戦後初期から女性差別、学歴差別を否定
専務は彼女の取材目的に合わせて、社内の様々な人物やOBを紹介し、そのインタビューを通して、岩波書店の戦後の歴史と、それに絡んだ独特な労使関係が浮かび上がってくる。
多くの企業では、パートや派遣比率を高めて正社員を削減し、査定の強化で従業員を選別したり、労働組合の力を弱めようとするが、岩波書店では「1980年代でも派遣社員は皆無、アルバイトも少数、ほぼ全てが正社員で差別のない労働条件を獲得した。出産・育児のための条件も整い、両性が定年まで勤務するのは当然」だった。
1957年生まれの著者は、岩波書店で夜間受付を経て編集者になったので、新入社員の時から社員の顔と名前をすべて知っていたという。

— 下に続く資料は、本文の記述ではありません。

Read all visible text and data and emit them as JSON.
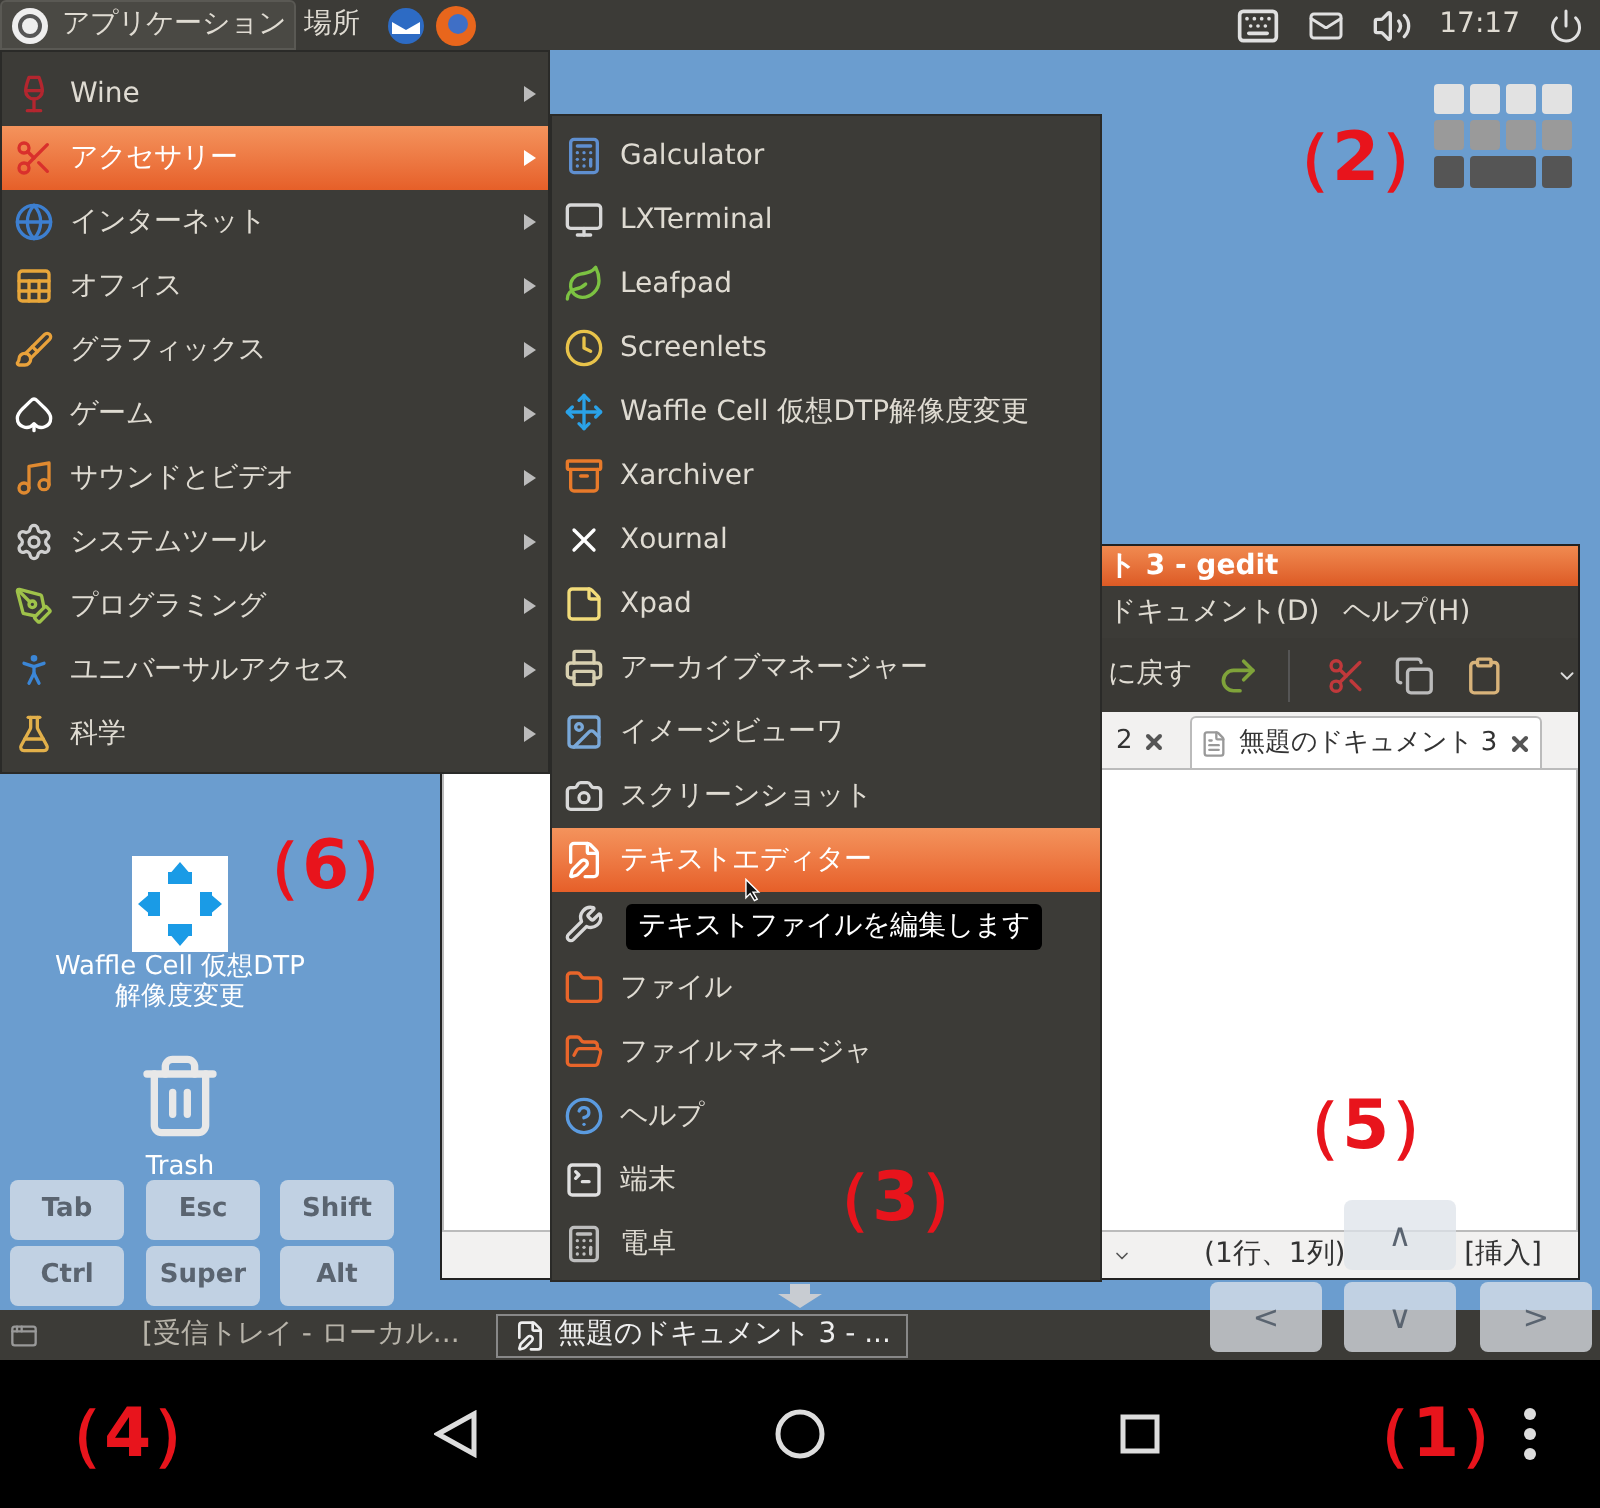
{
  "top_panel": {
    "menus": [
      {
        "label": "アプリケーション",
        "selected": true
      },
      {
        "label": "場所",
        "selected": false
      }
    ],
    "clock": "17:17"
  },
  "app_menu": {
    "items": [
      {
        "label": "Wine",
        "selected": false
      },
      {
        "label": "アクセサリー",
        "selected": true
      },
      {
        "label": "インターネット",
        "selected": false
      },
      {
        "label": "オフィス",
        "selected": false
      },
      {
        "label": "グラフィックス",
        "selected": false
      },
      {
        "label": "ゲーム",
        "selected": false
      },
      {
        "label": "サウンドとビデオ",
        "selected": false
      },
      {
        "label": "システムツール",
        "selected": false
      },
      {
        "label": "プログラミング",
        "selected": false
      },
      {
        "label": "ユニバーサルアクセス",
        "selected": false
      },
      {
        "label": "科学",
        "selected": false
      }
    ]
  },
  "submenu": {
    "items": [
      {
        "label": "Galculator",
        "selected": false
      },
      {
        "label": "LXTerminal",
        "selected": false
      },
      {
        "label": "Leafpad",
        "selected": false
      },
      {
        "label": "Screenlets",
        "selected": false
      },
      {
        "label": "Waffle Cell 仮想DTP解像度変更",
        "selected": false
      },
      {
        "label": "Xarchiver",
        "selected": false
      },
      {
        "label": "Xournal",
        "selected": false
      },
      {
        "label": "Xpad",
        "selected": false
      },
      {
        "label": "アーカイブマネージャー",
        "selected": false
      },
      {
        "label": "イメージビューワ",
        "selected": false
      },
      {
        "label": "スクリーンショット",
        "selected": false
      },
      {
        "label": "テキストエディター",
        "selected": true
      },
      {
        "selected": false
      },
      {
        "label": "ファイル",
        "selected": false
      },
      {
        "label": "ファイルマネージャ",
        "selected": false
      },
      {
        "label": "ヘルプ",
        "selected": false
      },
      {
        "label": "端末",
        "selected": false
      },
      {
        "label": "電卓",
        "selected": false
      }
    ]
  },
  "tooltip": "テキストファイルを編集します",
  "editor_window": {
    "title": "ト 3 - gedit",
    "menus": [
      "ドキュメント(D)",
      "ヘルプ(H)"
    ],
    "toolbar_label": "に戻す",
    "tabs": [
      {
        "label": "2",
        "selected": false
      },
      {
        "label": "無題のドキュメント 3",
        "selected": true
      }
    ],
    "status_position": "(1行、1列)",
    "status_mode": "[挿入]"
  },
  "desktop_icons": [
    {
      "lines": [
        "Waffle Cell 仮想DTP",
        "解像度変更"
      ]
    },
    {
      "lines": [
        "Trash"
      ]
    }
  ],
  "taskbar": {
    "tasks": [
      {
        "label": "[受信トレイ - ローカル...",
        "selected": false
      },
      {
        "label": "無題のドキュメント 3 - ...",
        "selected": true
      }
    ]
  },
  "modifier_keys": [
    "Tab",
    "Esc",
    "Shift",
    "Ctrl",
    "Super",
    "Alt"
  ],
  "arrow_keys": [
    "∧",
    "<",
    "∨",
    ">"
  ],
  "annotations": [
    "（1）",
    "（2）",
    "（3）",
    "（4）",
    "（5）",
    "（6）"
  ]
}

それが作品に描かれる社内の人間関係に対する観察眼にもつながったのだろうか。また戦後の労働組合運動の歴史にも詳しく、電産型賃金体系への疑問を入社早々から表明し、岩波労組の執行委員も務めていたというから、その視点からの会社や組合に対する著者自身の考えも、登場人物の口を通して披瀝されていく。

岩波書店創業者の岩波茂雄
たとえば、エリート主義と画一的平等主義。創業者の岩波茂雄は一高中退、東京帝大専科終了という学歴による人脈も多く、大型企画の最初の相談相手も旧帝大の東京大学と京都大学の教授たち。「著者は厳選されたエリート。そうでありながら社員に対しては画一的平等主義です」と卓越編集者に語らせる。

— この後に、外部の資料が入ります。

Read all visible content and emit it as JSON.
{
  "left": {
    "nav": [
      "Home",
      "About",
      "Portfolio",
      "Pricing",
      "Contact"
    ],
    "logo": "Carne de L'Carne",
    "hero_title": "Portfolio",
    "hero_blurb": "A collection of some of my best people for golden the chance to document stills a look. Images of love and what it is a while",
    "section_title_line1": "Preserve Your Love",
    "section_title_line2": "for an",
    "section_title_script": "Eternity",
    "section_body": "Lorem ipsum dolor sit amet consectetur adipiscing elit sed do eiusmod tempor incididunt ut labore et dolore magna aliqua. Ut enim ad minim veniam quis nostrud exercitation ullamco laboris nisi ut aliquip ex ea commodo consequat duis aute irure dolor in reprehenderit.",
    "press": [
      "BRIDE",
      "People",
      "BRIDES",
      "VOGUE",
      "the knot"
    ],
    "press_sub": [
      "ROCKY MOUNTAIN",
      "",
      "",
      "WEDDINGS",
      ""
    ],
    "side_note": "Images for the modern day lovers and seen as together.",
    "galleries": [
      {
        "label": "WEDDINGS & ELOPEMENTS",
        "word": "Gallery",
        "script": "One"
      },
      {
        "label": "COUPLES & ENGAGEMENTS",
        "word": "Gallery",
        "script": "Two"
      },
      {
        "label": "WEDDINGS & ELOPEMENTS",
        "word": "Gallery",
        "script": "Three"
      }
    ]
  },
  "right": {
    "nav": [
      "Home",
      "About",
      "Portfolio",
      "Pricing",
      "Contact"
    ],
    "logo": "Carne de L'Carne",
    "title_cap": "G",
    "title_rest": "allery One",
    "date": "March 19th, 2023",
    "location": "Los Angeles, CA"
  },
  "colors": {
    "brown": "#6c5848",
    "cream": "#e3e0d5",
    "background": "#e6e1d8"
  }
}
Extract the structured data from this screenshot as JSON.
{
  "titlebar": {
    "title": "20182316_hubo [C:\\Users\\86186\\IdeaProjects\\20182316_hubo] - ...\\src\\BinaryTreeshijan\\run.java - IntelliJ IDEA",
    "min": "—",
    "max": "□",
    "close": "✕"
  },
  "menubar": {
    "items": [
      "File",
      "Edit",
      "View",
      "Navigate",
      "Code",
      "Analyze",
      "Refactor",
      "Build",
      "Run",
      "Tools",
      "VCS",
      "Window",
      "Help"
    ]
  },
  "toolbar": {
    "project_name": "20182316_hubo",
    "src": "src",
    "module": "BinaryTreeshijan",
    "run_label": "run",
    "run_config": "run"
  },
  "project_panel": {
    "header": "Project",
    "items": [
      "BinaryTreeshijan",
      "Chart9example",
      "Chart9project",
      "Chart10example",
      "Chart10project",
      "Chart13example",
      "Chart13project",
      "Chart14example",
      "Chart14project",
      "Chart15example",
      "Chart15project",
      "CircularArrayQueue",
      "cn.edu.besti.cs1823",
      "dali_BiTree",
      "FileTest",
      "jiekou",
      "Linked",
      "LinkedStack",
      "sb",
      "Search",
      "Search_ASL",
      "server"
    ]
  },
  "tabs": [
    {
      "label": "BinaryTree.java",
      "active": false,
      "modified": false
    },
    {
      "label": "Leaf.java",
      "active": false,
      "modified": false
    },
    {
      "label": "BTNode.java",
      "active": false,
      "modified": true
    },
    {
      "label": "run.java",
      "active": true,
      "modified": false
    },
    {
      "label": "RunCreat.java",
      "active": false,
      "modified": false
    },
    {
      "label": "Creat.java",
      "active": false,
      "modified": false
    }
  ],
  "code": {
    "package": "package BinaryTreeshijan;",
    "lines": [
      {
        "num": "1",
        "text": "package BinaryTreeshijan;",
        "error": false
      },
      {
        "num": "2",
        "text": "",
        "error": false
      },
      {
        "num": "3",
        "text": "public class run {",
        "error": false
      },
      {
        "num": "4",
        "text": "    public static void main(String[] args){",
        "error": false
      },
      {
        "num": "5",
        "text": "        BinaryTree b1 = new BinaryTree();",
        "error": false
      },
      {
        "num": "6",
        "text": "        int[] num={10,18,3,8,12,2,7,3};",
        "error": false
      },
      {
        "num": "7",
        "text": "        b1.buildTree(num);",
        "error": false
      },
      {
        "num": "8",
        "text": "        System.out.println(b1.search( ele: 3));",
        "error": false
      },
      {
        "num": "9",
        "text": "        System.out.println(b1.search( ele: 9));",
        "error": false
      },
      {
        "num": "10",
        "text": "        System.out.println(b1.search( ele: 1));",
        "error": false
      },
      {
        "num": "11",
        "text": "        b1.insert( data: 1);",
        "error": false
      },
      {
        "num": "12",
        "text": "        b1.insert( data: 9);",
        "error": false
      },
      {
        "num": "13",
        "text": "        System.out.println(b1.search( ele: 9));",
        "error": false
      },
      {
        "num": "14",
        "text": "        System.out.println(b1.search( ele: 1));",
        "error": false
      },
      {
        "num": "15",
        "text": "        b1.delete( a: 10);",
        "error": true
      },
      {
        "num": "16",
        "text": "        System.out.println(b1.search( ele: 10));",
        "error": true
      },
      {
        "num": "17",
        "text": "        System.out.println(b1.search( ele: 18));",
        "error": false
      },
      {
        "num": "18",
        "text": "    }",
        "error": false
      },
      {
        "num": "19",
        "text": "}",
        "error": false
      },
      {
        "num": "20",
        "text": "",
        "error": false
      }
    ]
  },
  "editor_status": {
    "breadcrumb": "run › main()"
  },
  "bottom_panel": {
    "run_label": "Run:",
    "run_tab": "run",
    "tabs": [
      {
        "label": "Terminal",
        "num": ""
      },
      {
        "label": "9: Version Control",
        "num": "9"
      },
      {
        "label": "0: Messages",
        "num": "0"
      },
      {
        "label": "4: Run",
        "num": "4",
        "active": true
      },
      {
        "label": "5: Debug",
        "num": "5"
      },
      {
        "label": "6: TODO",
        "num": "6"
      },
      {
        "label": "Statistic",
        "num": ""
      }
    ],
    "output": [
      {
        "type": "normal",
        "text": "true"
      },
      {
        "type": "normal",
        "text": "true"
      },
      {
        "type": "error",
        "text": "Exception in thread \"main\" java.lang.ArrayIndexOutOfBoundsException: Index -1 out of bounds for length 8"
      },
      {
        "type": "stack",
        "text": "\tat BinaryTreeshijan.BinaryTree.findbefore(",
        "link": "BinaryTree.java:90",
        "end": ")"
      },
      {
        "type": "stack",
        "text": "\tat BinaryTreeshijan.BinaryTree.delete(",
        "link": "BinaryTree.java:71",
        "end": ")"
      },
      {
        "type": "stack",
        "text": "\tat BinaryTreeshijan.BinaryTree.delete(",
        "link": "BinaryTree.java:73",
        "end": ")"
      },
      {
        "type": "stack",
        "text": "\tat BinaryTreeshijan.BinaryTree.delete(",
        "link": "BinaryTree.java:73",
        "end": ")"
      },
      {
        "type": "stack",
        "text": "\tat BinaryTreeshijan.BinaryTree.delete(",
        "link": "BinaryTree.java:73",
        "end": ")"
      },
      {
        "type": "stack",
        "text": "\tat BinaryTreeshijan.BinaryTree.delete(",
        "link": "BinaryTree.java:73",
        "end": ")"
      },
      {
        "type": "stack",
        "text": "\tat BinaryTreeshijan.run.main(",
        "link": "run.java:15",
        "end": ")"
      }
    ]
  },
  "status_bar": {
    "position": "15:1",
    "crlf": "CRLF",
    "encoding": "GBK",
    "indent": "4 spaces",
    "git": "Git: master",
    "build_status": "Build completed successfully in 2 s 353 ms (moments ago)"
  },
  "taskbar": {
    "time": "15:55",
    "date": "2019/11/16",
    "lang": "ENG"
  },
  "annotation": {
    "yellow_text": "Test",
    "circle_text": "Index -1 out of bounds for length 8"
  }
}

戦後初期から女性差別を否定し、戦後の賃金体系で世間標準の学歴差別を否定し続けてきた。中卒高卒組の中で格別に優秀な人が多かったとも。賃金は長らく物価水準に連動するスライド制が維持され、インフレが激化した70年代には抜群の効果を発揮したという。だから70年代までは業界内で屈指の賃金水準が維持された。その一方で、労働時間や仕事の内容を評価しない平等主義は世間一般と乖離していると著者は見る。